Specifically, the researchers found that analysts who were not affiliated with the US President’s party were more likely to cut corporate credit ratings than those analysts who were affiliated with the President’s party. So Democratic analysts are more likely to cut corporate credit ratings when a Republican is President, and vice versa.
On average, these analysts downgrade companies 0.015 notches more than they otherwise would, which is a roughly 10 percent difference. That’s pretty significant, particularly as researchers also found that credit downgrades brought a company’s stock price down about 1.8 percent. Multiply that by the number of stocks that could be downgraded and you have a pretty significant effect on the stock market.
And of course the companies that find themselves downgraded have to then pay more to borrow money, meaning they may have to lay off employees, not reinvest as much from their earnings into their business, etc. So those unrecognized biases on the part of analysts end up having large effects on the economy as a whole.
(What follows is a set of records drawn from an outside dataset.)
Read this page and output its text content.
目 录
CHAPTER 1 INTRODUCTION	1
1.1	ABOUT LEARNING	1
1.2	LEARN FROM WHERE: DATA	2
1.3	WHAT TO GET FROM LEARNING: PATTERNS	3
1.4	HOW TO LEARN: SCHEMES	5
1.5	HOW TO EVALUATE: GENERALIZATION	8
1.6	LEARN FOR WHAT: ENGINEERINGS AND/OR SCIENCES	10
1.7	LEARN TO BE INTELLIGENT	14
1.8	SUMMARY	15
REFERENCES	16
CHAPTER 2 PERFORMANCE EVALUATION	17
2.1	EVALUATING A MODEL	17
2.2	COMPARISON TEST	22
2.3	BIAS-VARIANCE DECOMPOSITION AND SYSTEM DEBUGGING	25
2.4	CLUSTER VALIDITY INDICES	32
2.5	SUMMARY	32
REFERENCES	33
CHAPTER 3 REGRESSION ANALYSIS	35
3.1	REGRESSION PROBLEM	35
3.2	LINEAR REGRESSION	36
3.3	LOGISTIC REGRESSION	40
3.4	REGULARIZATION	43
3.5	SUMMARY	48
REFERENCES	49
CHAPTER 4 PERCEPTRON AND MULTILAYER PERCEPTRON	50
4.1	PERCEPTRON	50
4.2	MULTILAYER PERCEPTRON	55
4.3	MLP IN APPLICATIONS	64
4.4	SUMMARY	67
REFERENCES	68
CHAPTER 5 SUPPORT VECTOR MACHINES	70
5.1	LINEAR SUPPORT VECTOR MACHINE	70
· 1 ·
Whether or not those biases are subconscious or whether they are influenced by people not of the President’s party always thinking things are going poorly due to the President isn’t known.
But researchers did also find that stock markets didn’t correct for those biases. In other words, markets expect that the analysis they’re receiving is unbiased and accurate. That’s understandable, since who wants to take all that time just to redo the analysis that someone else has already done.
But relying on other people’s opinions is part of what got us into the 2008 financial crisis, with everyone buying up AAA-rated mortgage-backed securities that were backed by low-quality loans. Perhaps investors should be a little more careful when they digest the product of financial analysts and take everything they read with a grain of salt.